こうして獲得された地平の上を、モーツァルトは、爾後どのように歩み続け、そしてどこまで到達し、そしてどの地点で倒れるのであろうか? それを語ることが次の課題であろう。」

ハンブルクで刊行されているクラーマーの『音楽雑誌』5月9日号が報じる音楽会の模様。
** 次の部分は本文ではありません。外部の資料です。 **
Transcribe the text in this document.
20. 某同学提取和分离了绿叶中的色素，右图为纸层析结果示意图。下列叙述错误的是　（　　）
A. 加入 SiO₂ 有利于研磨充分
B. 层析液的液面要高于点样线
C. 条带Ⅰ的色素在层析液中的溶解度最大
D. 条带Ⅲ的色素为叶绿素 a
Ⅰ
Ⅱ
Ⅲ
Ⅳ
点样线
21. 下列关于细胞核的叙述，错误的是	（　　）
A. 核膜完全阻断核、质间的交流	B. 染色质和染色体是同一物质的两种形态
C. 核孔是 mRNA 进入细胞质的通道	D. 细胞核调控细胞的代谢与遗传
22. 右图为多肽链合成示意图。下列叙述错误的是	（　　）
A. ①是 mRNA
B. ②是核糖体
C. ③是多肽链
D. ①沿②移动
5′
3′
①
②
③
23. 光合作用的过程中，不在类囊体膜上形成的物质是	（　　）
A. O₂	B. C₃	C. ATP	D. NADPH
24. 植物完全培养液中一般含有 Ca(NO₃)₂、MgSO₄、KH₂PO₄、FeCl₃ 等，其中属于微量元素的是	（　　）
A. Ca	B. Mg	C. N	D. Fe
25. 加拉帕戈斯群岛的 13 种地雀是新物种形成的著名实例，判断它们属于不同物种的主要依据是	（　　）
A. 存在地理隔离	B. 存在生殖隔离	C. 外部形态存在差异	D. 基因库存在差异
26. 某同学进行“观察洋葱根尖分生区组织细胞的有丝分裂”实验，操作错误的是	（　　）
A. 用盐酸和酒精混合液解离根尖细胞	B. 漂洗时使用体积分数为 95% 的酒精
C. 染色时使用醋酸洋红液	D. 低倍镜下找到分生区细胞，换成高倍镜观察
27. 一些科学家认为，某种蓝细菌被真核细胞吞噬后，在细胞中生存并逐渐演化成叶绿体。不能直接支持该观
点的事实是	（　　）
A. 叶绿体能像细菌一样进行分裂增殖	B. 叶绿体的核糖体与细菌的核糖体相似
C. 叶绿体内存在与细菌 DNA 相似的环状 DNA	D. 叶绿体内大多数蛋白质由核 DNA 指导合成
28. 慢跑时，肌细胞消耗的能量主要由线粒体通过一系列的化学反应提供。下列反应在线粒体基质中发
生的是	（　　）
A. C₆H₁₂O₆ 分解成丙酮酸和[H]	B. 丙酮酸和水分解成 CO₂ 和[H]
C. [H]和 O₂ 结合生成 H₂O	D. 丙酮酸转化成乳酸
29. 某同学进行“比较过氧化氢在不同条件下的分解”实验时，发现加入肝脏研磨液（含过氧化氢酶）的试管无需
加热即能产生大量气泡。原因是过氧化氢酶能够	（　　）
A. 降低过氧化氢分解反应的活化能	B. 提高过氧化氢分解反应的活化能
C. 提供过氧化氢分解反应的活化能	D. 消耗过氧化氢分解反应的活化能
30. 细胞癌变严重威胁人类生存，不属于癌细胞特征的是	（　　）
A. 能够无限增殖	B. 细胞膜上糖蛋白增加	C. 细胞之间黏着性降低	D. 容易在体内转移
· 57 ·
「ヴィーン、一七八三年三月二十二日(!)発」(22日とあるのは23日の誤り)
「本日、名高い騎士モーツアルト氏は、国民劇場で音楽会を催し、たいへん愛好されている彼の作品が演奏された。音楽会はまことに好評であって、モーツァルト氏がフォルテピアノで弾いた二曲の新作協奏曲ならびにその他の即興演奏はこの上なく強い喝采をもって迎えられた。われらが君主は、いつものしきたりに反して、音楽会の間ずっとお立ち会いになられ、聴衆全員も当地では例のないほど一致した拍手喝采を送ったものだった。音楽会の収入は、総額で千六百グルデンともいわれている。」
*
3月10日
・アメリカ、軍隊の反乱未遂事件。給与未払いなど不満。ワシントンの説得。